The European Commission set a Dec. 22 deadline to rule on the social network’s plan to buy a company that manages online customer queries, according to an emailed statement on Monday. Although the deal doesn’t meet the EU’s usual revenue limits for a review, regulators used a new procedure to examine it.
Facebook has fallen foul of a regulatory crackdown on big tech takeovers of smaller firms, partly prompted by game-changing deals such as Facebook’s acquisition of Instagram that escaped lengthy scrutiny.
“It is important to closely review potentially problematic acquisitions by companies that are already dominant in certain markets,” Margrethe Vestager, the EU’s antitrust chief, said in the statement. The probe will ensure “that any data that Facebook gets access to does not distort competition.”
Regulators are concerned that the deal could allow Facebook to block rival customer-service software providers’ access to its services such as Instagram, WhatsApp or Messenger. They’ll also look at online display advertising and examine how the deal might increase Facebook’s “data advantage” in gathering information to improve personalized ads.
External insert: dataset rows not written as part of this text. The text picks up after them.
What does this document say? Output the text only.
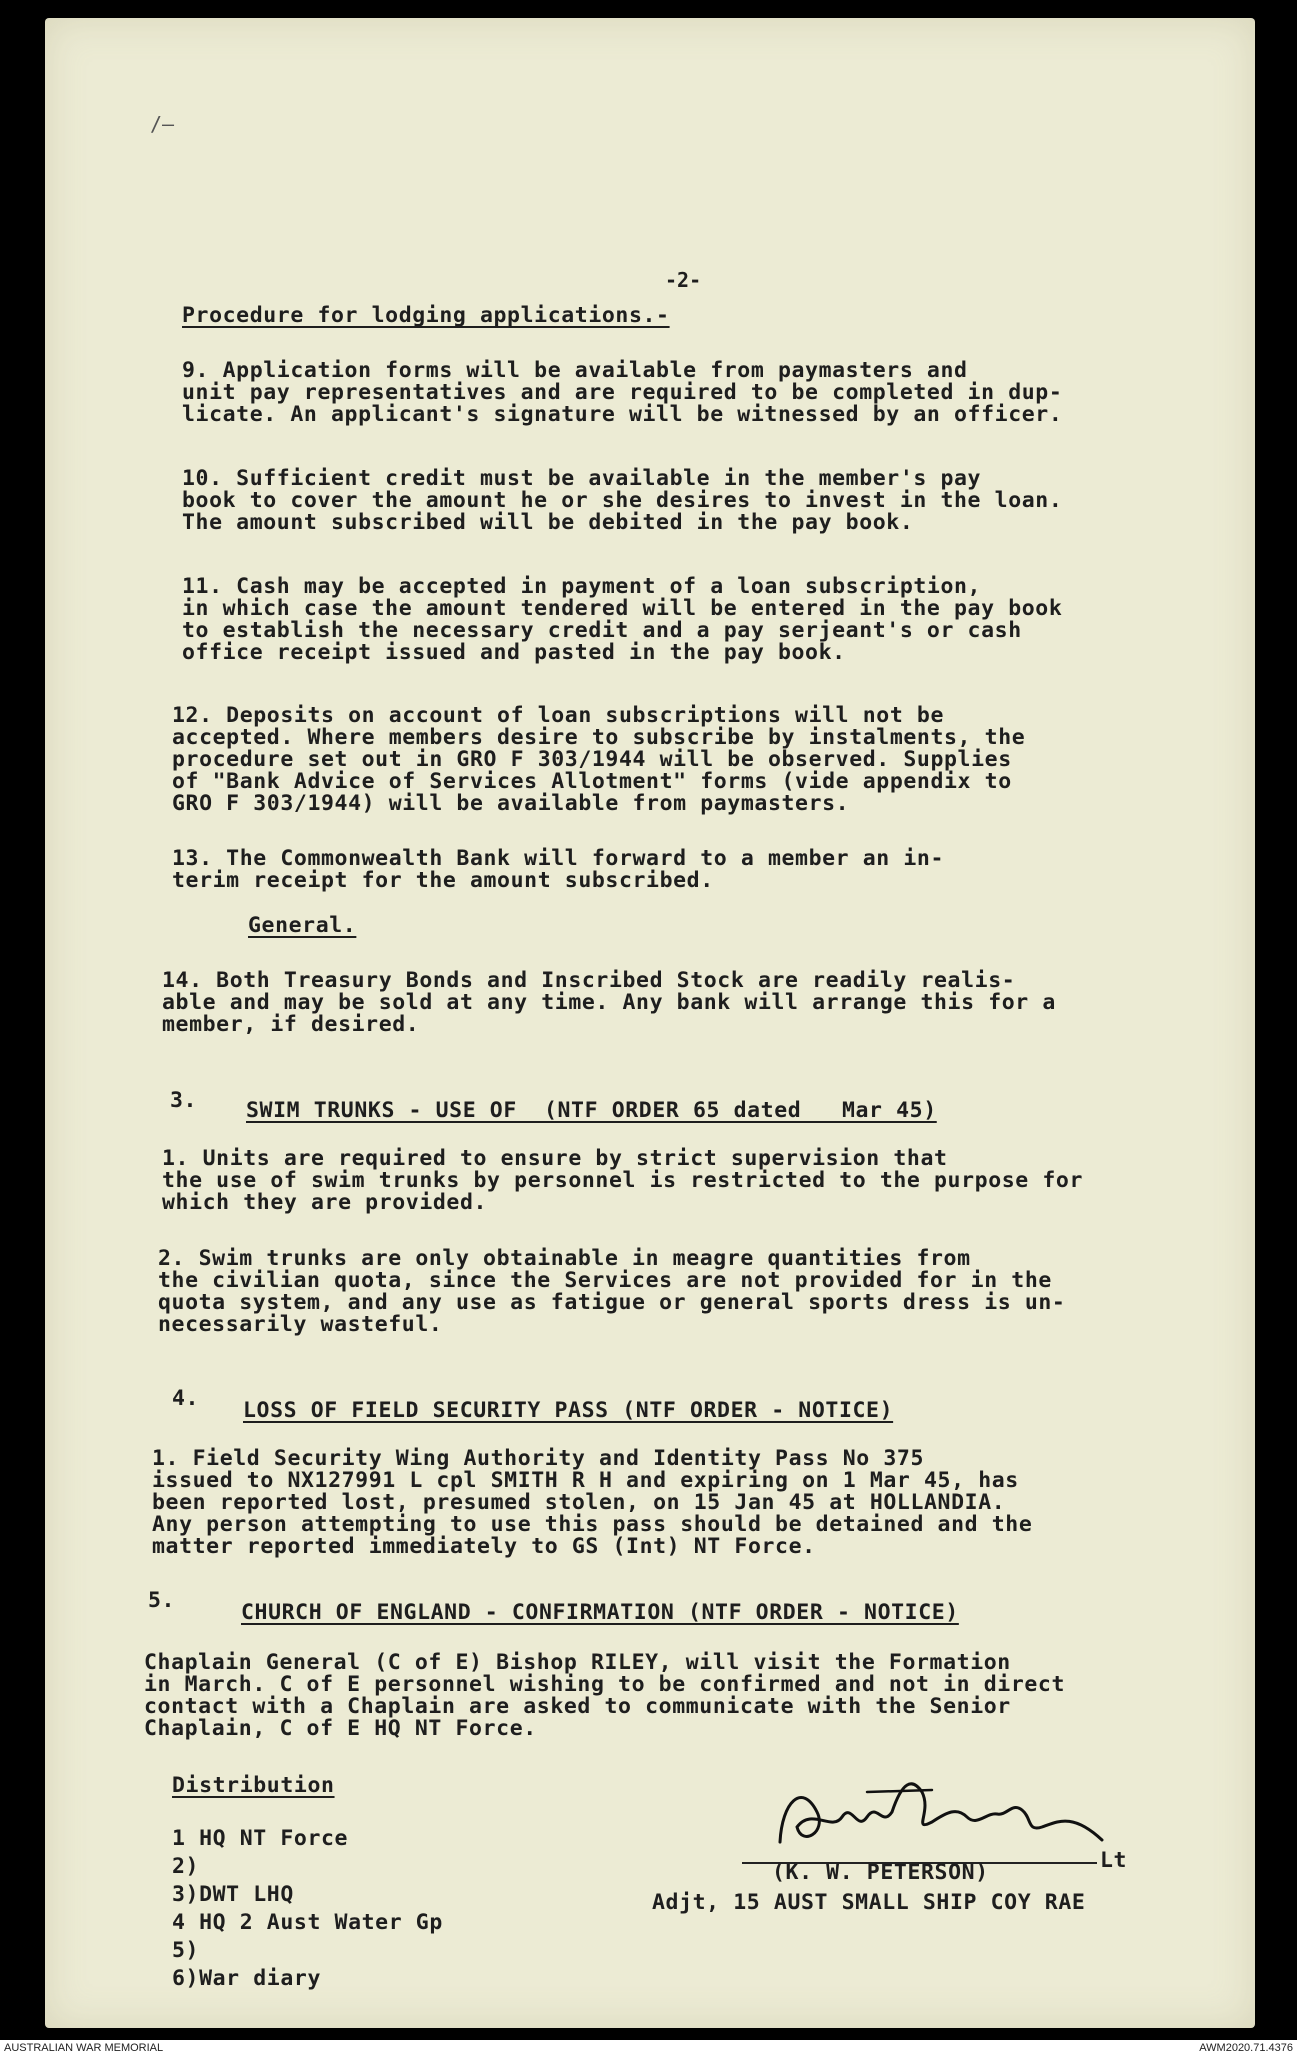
/—
-2-
Procedure for lodging applications.-
9. Application forms will be available from paymasters and
unit pay representatives and are required to be completed in dup-
licate. An applicant's signature will be witnessed by an officer.
10. Sufficient credit must be available in the member's pay
book to cover the amount he or she desires to invest in the loan.
The amount subscribed will be debited in the pay book.
11. Cash may be accepted in payment of a loan subscription,
in which case the amount tendered will be entered in the pay book
to establish the necessary credit and a pay serjeant's or cash
office receipt issued and pasted in the pay book.
12. Deposits on account of loan subscriptions will not be
accepted. Where members desire to subscribe by instalments, the
procedure set out in GRO F 303/1944 will be observed. Supplies
of "Bank Advice of Services Allotment" forms (vide appendix to
GRO F 303/1944) will be available from paymasters.
13. The Commonwealth Bank will forward to a member an in-
terim receipt for the amount subscribed.
General.
14. Both Treasury Bonds and Inscribed Stock are readily realis-
able and may be sold at any time. Any bank will arrange this for a
member, if desired.
3. SWIM TRUNKS - USE OF  (NTF ORDER 65 dated   Mar 45)
1. Units are required to ensure by strict supervision that
the use of swim trunks by personnel is restricted to the purpose for
which they are provided.
2. Swim trunks are only obtainable in meagre quantities from
the civilian quota, since the Services are not provided for in the
quota system, and any use as fatigue or general sports dress is un-
necessarily wasteful.
4. LOSS OF FIELD SECURITY PASS (NTF ORDER - NOTICE)
1. Field Security Wing Authority and Identity Pass No 375
issued to NX127991 L cpl SMITH R H and expiring on 1 Mar 45, has
been reported lost, presumed stolen, on 15 Jan 45 at HOLLANDIA.
Any person attempting to use this pass should be detained and the
matter reported immediately to GS (Int) NT Force.
5.	CHURCH OF ENGLAND - CONFIRMATION (NTF ORDER - NOTICE)
Chaplain General (C of E) Bishop RILEY, will visit the Formation
in March. C of E personnel wishing to be confirmed and not in direct
contact with a Chaplain are asked to communicate with the Senior
Chaplain, C of E HQ NT Force.
Distribution
1 HQ NT Force
2)
3)DWT LHQ
4 HQ 2 Aust Water Gp
5)
6)War diary
(K. W. PETERSON)	Lt
Adjt, 15 AUST SMALL SHIP COY RAE
AUSTRALIAN WAR MEMORIAL	AWM2020.71.4376
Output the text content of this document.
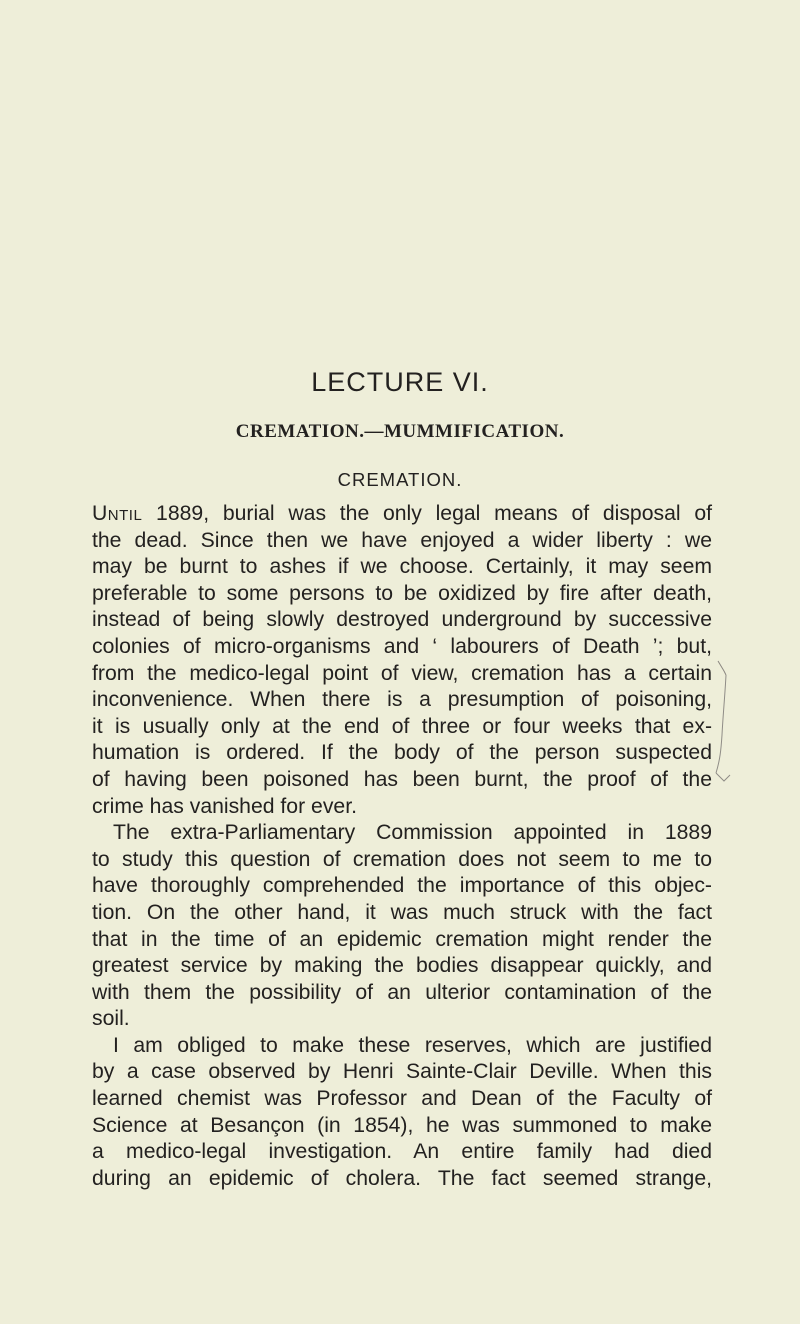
LECTURE VI.
CREMATION.—MUMMIFICATION.
CREMATION.
Until 1889, burial was the only legal means of disposal of
the dead. Since then we have enjoyed a wider liberty : we
may be burnt to ashes if we choose. Certainly, it may seem
preferable to some persons to be oxidized by fire after death,
instead of being slowly destroyed underground by successive
colonies of micro-organisms and ‘ labourers of Death ’; but,
from the medico-legal point of view, cremation has a certain
inconvenience. When there is a presumption of poisoning,
it is usually only at the end of three or four weeks that ex-
humation is ordered. If the body of the person suspected
of having been poisoned has been burnt, the proof of the
crime has vanished for ever.
The extra-Parliamentary Commission appointed in 1889
to study this question of cremation does not seem to me to
have thoroughly comprehended the importance of this objec-
tion. On the other hand, it was much struck with the fact
that in the time of an epidemic cremation might render the
greatest service by making the bodies disappear quickly, and
with them the possibility of an ulterior contamination of the
soil.
I am obliged to make these reserves, which are justified
by a case observed by Henri Sainte-Clair Deville. When this
learned chemist was Professor and Dean of the Faculty of
Science at Besançon (in 1854), he was summoned to make
a medico-legal investigation. An entire family had died
during an epidemic of cholera. The fact seemed strange,
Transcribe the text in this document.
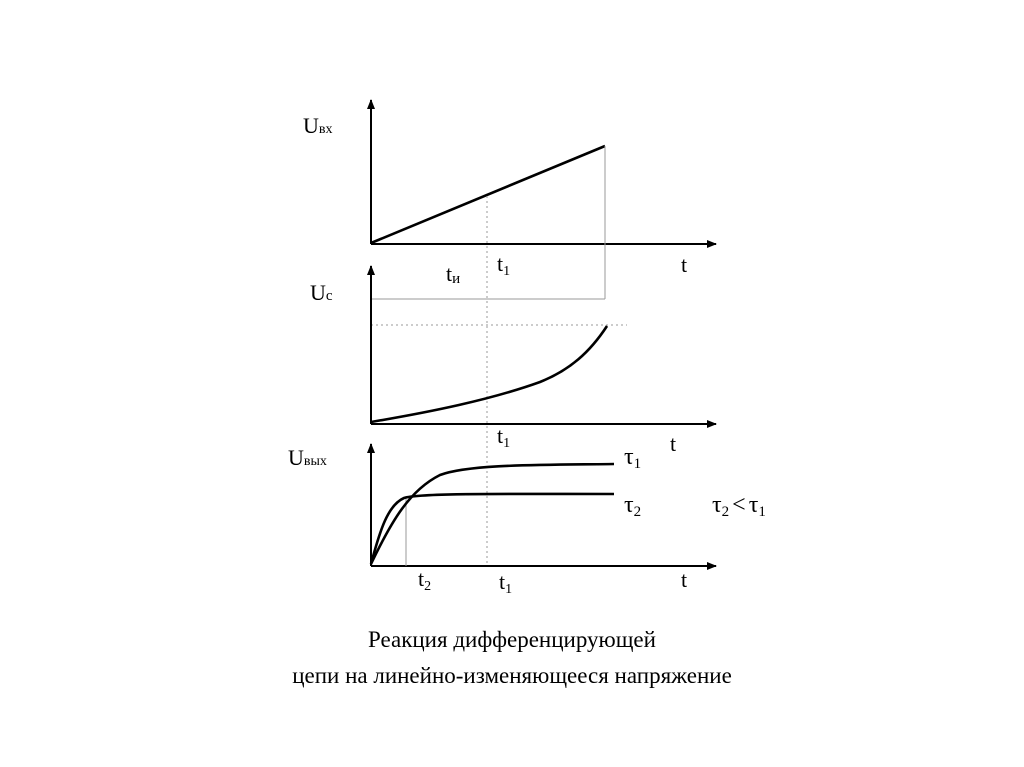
Uвх
t1	t
tи
Uc
t1	t
Uвых	τ1
τ2	τ2 < τ1
t2	t1	t
Реакция дифференцирующей
цепи на линейно-изменяющееся напряжение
Facebook ”will continue to fully cooperate with the European Commission’s review,” a spokesperson said in an emailed statement. “The transaction is pro-competitive and will bring more innovation to businesses and consumers.”
Facebook made the deal, valued at more than $1 billion, to bolster efforts to monetize its messaging business, which is expanding to customer-service products that help companies interact with people via instant chat apps. WhatsApp currently makes money by charging large businesses to message customers on the platform.
While a longer EU probe raises the risk of a veto, companies can win approval by explaining their case or by changing business behavior or selling off overlapping operations.
The U.K.’s Competition and Markets Authority is also probing the deal with a Sept. 27 deadline set for a decision. In an unusual move, Germany’s Federal Cartel Office says it’s also considering an investigation after its chief was critical of the EU grabbing deals outside of its normal thresholds. The U.S. is also giving the deal a full review.